Unless something changes, the birds are projected to lose up to 95 percent of their alpine tundra habitat in the coming decades, per the agency. They live above the treeline, or the imaginary delineation in high-elevation environments above which trees cannot grow. But as temperatures rise, the treeline is creeping upward—and shrinking the ptarmigan’s already small habitat in the process. They cannot simply move to new habitats, as other high-elevation regions are also experiencing the same changes.
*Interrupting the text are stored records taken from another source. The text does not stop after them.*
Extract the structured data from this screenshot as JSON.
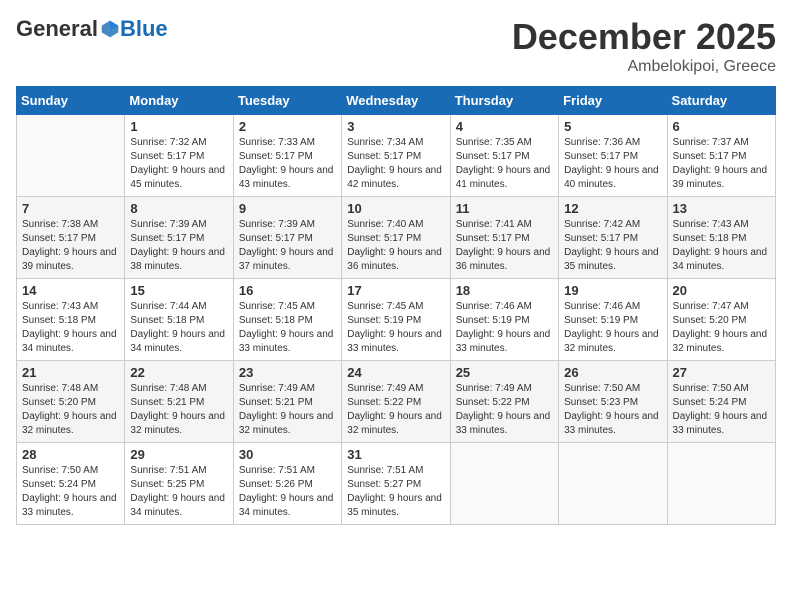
{
  "header": {
    "logo_general": "General",
    "logo_blue": "Blue",
    "month_title": "December 2025",
    "location": "Ambelokipoi, Greece"
  },
  "days_of_week": [
    "Sunday",
    "Monday",
    "Tuesday",
    "Wednesday",
    "Thursday",
    "Friday",
    "Saturday"
  ],
  "weeks": [
    [
      {
        "day": "",
        "sunrise": "",
        "sunset": "",
        "daylight": ""
      },
      {
        "day": "1",
        "sunrise": "Sunrise: 7:32 AM",
        "sunset": "Sunset: 5:17 PM",
        "daylight": "Daylight: 9 hours and 45 minutes."
      },
      {
        "day": "2",
        "sunrise": "Sunrise: 7:33 AM",
        "sunset": "Sunset: 5:17 PM",
        "daylight": "Daylight: 9 hours and 43 minutes."
      },
      {
        "day": "3",
        "sunrise": "Sunrise: 7:34 AM",
        "sunset": "Sunset: 5:17 PM",
        "daylight": "Daylight: 9 hours and 42 minutes."
      },
      {
        "day": "4",
        "sunrise": "Sunrise: 7:35 AM",
        "sunset": "Sunset: 5:17 PM",
        "daylight": "Daylight: 9 hours and 41 minutes."
      },
      {
        "day": "5",
        "sunrise": "Sunrise: 7:36 AM",
        "sunset": "Sunset: 5:17 PM",
        "daylight": "Daylight: 9 hours and 40 minutes."
      },
      {
        "day": "6",
        "sunrise": "Sunrise: 7:37 AM",
        "sunset": "Sunset: 5:17 PM",
        "daylight": "Daylight: 9 hours and 39 minutes."
      }
    ],
    [
      {
        "day": "7",
        "sunrise": "Sunrise: 7:38 AM",
        "sunset": "Sunset: 5:17 PM",
        "daylight": "Daylight: 9 hours and 39 minutes."
      },
      {
        "day": "8",
        "sunrise": "Sunrise: 7:39 AM",
        "sunset": "Sunset: 5:17 PM",
        "daylight": "Daylight: 9 hours and 38 minutes."
      },
      {
        "day": "9",
        "sunrise": "Sunrise: 7:39 AM",
        "sunset": "Sunset: 5:17 PM",
        "daylight": "Daylight: 9 hours and 37 minutes."
      },
      {
        "day": "10",
        "sunrise": "Sunrise: 7:40 AM",
        "sunset": "Sunset: 5:17 PM",
        "daylight": "Daylight: 9 hours and 36 minutes."
      },
      {
        "day": "11",
        "sunrise": "Sunrise: 7:41 AM",
        "sunset": "Sunset: 5:17 PM",
        "daylight": "Daylight: 9 hours and 36 minutes."
      },
      {
        "day": "12",
        "sunrise": "Sunrise: 7:42 AM",
        "sunset": "Sunset: 5:17 PM",
        "daylight": "Daylight: 9 hours and 35 minutes."
      },
      {
        "day": "13",
        "sunrise": "Sunrise: 7:43 AM",
        "sunset": "Sunset: 5:18 PM",
        "daylight": "Daylight: 9 hours and 34 minutes."
      }
    ],
    [
      {
        "day": "14",
        "sunrise": "Sunrise: 7:43 AM",
        "sunset": "Sunset: 5:18 PM",
        "daylight": "Daylight: 9 hours and 34 minutes."
      },
      {
        "day": "15",
        "sunrise": "Sunrise: 7:44 AM",
        "sunset": "Sunset: 5:18 PM",
        "daylight": "Daylight: 9 hours and 34 minutes."
      },
      {
        "day": "16",
        "sunrise": "Sunrise: 7:45 AM",
        "sunset": "Sunset: 5:18 PM",
        "daylight": "Daylight: 9 hours and 33 minutes."
      },
      {
        "day": "17",
        "sunrise": "Sunrise: 7:45 AM",
        "sunset": "Sunset: 5:19 PM",
        "daylight": "Daylight: 9 hours and 33 minutes."
      },
      {
        "day": "18",
        "sunrise": "Sunrise: 7:46 AM",
        "sunset": "Sunset: 5:19 PM",
        "daylight": "Daylight: 9 hours and 33 minutes."
      },
      {
        "day": "19",
        "sunrise": "Sunrise: 7:46 AM",
        "sunset": "Sunset: 5:19 PM",
        "daylight": "Daylight: 9 hours and 32 minutes."
      },
      {
        "day": "20",
        "sunrise": "Sunrise: 7:47 AM",
        "sunset": "Sunset: 5:20 PM",
        "daylight": "Daylight: 9 hours and 32 minutes."
      }
    ],
    [
      {
        "day": "21",
        "sunrise": "Sunrise: 7:48 AM",
        "sunset": "Sunset: 5:20 PM",
        "daylight": "Daylight: 9 hours and 32 minutes."
      },
      {
        "day": "22",
        "sunrise": "Sunrise: 7:48 AM",
        "sunset": "Sunset: 5:21 PM",
        "daylight": "Daylight: 9 hours and 32 minutes."
      },
      {
        "day": "23",
        "sunrise": "Sunrise: 7:49 AM",
        "sunset": "Sunset: 5:21 PM",
        "daylight": "Daylight: 9 hours and 32 minutes."
      },
      {
        "day": "24",
        "sunrise": "Sunrise: 7:49 AM",
        "sunset": "Sunset: 5:22 PM",
        "daylight": "Daylight: 9 hours and 32 minutes."
      },
      {
        "day": "25",
        "sunrise": "Sunrise: 7:49 AM",
        "sunset": "Sunset: 5:22 PM",
        "daylight": "Daylight: 9 hours and 33 minutes."
      },
      {
        "day": "26",
        "sunrise": "Sunrise: 7:50 AM",
        "sunset": "Sunset: 5:23 PM",
        "daylight": "Daylight: 9 hours and 33 minutes."
      },
      {
        "day": "27",
        "sunrise": "Sunrise: 7:50 AM",
        "sunset": "Sunset: 5:24 PM",
        "daylight": "Daylight: 9 hours and 33 minutes."
      }
    ],
    [
      {
        "day": "28",
        "sunrise": "Sunrise: 7:50 AM",
        "sunset": "Sunset: 5:24 PM",
        "daylight": "Daylight: 9 hours and 33 minutes."
      },
      {
        "day": "29",
        "sunrise": "Sunrise: 7:51 AM",
        "sunset": "Sunset: 5:25 PM",
        "daylight": "Daylight: 9 hours and 34 minutes."
      },
      {
        "day": "30",
        "sunrise": "Sunrise: 7:51 AM",
        "sunset": "Sunset: 5:26 PM",
        "daylight": "Daylight: 9 hours and 34 minutes."
      },
      {
        "day": "31",
        "sunrise": "Sunrise: 7:51 AM",
        "sunset": "Sunset: 5:27 PM",
        "daylight": "Daylight: 9 hours and 35 minutes."
      },
      {
        "day": "",
        "sunrise": "",
        "sunset": "",
        "daylight": ""
      },
      {
        "day": "",
        "sunrise": "",
        "sunset": "",
        "daylight": ""
      },
      {
        "day": "",
        "sunrise": "",
        "sunset": "",
        "daylight": ""
      }
    ]
  ]
}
And at a certain point, there’s nowhere else to go.
“You might think, well, species like these—the ptarmigan or the marmots or whatever it is—can just go uphill where it’s as cold as they like it,” Washington state climatologist Nick Bond told the Seattle Times’ Isabella Breda last year. “But you kind of run out of real estate, maybe there isn’t the kind of vegetation to munch on.”
The birds are also affected more directly by rising temperatures, since their bodies have a low tolerance for heat. Diminishing snowpack—and the related decrease in meltwater—likewise threatens their survival. That’s because ptarmigans prefer to spend their summers in wet meadows, according to a statement from the Center for Biological Diversity, which first petitioned for them to be listed in 2010.
In addition, the Pacific Northwest is also experiencing more “rain-on-snow” events in the winter, which create a hard, icy crust atop the powder that may prevent the birds from roosting in burrows.
“These beautiful winter birds are immediately threatened by our warming world,” Noah Greenwald, endangered species director at the Center for Biological Diversity, says in the nonprofit’s statement.
More broadly, the listing of the Mount Rainier white-tailed ptarmigan represents an “alarm bell,” as well as a call to action to conserve species “before population declines become irreversible,” according to the Fish and Wildlife Service.
The agency notes its decision comes just a few months after the 50th anniversary of the Endangered Species Act, which took effect in December 1973. The listing of the ptarmigan “reflects the growing extinction crisis and highlights the importance of the law,” the agency writes.
Other animals that live at high elevations are also in peril due to climate change, including wolverines and American pikas.
Mount Rainier white-tailed ptarmigans are one of the few creatures that spend their entire lives at high elevations. They’re typically born in clutches of five to seven eggs to monogamous parents. Once they reach maturity, the birds are typically 12 inches long. Though they have wings, they spend most of their time on the ground, wandering among flowering plants and shrubs above the treeline.
They’re found only in western North America, where they inhabit the Cascade Mountains from Mount Adams in Washington to southern British Columbia. They’re one of five total subspecies of white-tailed ptarmigan; the others live in Colorado, Alaska, Vancouver Island in Canada and the northern Rockies. The Mount Rainier birds are the first of the group to gain federal protection.
In Washington, state officials estimate roughly 1,000 of the birds remain, but they say more research is needed to fully understand their abundance. Birders, in particular, are acutely aware of their rarity.
“It’s one of the most challenging breeding birds in Washington, one that requires a fair amount of determined effort to lay eyes on,” says Charlie Wright, a birder in Tacoma, to KUOW’s John Ryan.